Matlin’s acting is phenomenal in this film. We can identify with her self hatred and confusion as she literally struggles to pick herself up and reunify as a full human being who can experience her worth and beauty. Her journey is a familiar one for anyone trying to heal or gain freedom from the wrong and habitual messages we have inherited from negative media and bad parenting.

One important theme in the film is how thoughts and feelings affect us on a cellular, mental and everyday level. We are shown Dr. Emoto’s work: “Messages from Water.” Dr. Emoto photographed drops of water after writing thoughts and feelings on the outside of each container. The water crystallized with beautiful harmony to expressions of love and had a chaotic look when negative messages were scripted. We human beings are made up of mostly water. Combine this water photography with a discussion of how the brain perceives reality and you can understand the relationship between thought and creating one’s personal reality.

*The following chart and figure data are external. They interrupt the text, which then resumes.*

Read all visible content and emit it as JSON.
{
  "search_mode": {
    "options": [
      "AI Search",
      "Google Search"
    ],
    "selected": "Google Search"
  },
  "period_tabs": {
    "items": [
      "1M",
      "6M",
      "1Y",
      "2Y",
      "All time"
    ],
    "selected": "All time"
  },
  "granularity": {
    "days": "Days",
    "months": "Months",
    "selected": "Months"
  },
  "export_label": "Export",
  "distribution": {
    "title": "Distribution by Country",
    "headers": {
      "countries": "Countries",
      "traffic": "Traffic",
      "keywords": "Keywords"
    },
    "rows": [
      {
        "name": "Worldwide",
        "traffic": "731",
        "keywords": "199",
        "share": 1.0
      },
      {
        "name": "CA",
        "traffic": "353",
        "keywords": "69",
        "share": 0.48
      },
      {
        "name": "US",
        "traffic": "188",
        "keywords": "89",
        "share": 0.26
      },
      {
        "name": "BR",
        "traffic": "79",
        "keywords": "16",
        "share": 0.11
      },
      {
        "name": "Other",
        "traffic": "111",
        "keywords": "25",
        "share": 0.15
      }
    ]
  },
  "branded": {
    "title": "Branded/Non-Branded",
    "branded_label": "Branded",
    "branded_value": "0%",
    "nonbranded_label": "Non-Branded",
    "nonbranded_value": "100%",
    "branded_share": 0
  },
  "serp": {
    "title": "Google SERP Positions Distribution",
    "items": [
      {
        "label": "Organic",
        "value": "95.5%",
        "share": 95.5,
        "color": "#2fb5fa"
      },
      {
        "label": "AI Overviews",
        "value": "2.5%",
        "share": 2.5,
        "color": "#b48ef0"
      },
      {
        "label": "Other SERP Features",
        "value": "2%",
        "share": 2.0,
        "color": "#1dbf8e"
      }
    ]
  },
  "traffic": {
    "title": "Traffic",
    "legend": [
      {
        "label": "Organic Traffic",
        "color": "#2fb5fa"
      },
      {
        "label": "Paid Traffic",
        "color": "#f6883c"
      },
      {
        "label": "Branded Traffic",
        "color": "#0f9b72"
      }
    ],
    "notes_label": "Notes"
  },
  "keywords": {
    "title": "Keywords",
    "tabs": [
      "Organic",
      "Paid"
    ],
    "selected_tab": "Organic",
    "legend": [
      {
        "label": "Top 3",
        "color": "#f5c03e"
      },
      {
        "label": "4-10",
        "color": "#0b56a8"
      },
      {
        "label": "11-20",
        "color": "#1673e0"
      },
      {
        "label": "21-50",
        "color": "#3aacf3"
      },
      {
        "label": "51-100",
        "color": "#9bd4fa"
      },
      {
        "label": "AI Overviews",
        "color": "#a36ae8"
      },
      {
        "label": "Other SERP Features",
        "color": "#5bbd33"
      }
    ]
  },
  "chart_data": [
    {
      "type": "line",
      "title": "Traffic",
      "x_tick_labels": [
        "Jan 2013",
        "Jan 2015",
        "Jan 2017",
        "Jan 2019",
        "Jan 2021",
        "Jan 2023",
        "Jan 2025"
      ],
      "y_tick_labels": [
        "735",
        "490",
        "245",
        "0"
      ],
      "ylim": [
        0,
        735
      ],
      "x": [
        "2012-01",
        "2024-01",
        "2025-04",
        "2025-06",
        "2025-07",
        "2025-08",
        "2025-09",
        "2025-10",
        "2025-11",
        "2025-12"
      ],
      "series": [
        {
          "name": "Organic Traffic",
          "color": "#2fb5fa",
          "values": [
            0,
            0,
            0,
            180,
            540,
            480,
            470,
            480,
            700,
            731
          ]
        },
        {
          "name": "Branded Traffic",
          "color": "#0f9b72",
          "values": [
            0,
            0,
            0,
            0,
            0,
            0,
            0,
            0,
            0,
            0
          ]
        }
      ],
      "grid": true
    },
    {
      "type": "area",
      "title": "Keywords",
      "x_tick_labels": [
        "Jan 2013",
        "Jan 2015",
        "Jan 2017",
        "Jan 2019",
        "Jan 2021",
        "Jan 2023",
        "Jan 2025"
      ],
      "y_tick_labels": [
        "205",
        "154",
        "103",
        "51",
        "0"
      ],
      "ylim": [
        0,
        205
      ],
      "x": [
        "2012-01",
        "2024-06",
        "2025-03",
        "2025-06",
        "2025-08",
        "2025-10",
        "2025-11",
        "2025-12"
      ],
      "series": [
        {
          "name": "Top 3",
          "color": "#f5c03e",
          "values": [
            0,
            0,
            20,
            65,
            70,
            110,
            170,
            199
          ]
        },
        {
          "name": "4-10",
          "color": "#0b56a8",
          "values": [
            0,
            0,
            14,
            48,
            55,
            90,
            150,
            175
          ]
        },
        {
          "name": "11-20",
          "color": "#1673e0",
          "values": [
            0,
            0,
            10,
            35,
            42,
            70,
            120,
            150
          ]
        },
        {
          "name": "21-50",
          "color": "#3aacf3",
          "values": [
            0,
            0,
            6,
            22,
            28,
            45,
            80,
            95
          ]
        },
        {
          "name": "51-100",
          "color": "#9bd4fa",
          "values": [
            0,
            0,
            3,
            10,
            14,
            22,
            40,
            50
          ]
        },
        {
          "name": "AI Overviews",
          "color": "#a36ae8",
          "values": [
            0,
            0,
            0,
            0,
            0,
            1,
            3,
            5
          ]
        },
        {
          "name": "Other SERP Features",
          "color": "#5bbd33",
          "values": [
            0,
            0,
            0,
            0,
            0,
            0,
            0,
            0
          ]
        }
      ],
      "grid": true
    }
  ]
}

This film doesn’t offer any one answer to life. With a twinkle in the eye it asks us to entertain a deeper and more complex curiosity then we often perceive. It also suggests that one doesn’t have to suffer in order to change or transform our world view. We can rearrange the choices we make to shift and move out of the past. This is a fantastic film which entertains us into seeing a broadened view of life and the many possibilities available for us.

Along with this film, I would like to recommend three books: “Ano Ano The Seed” by Kristin Zambucka (out of print but available online). This is a poetic book about how we nurture and create our reality. “Urban Shaman” by Serge Kahili King is a gem. And the long running best seller by Ruiz, “The Four Agreements” offers deceptively simple ways to improve how we live our lives.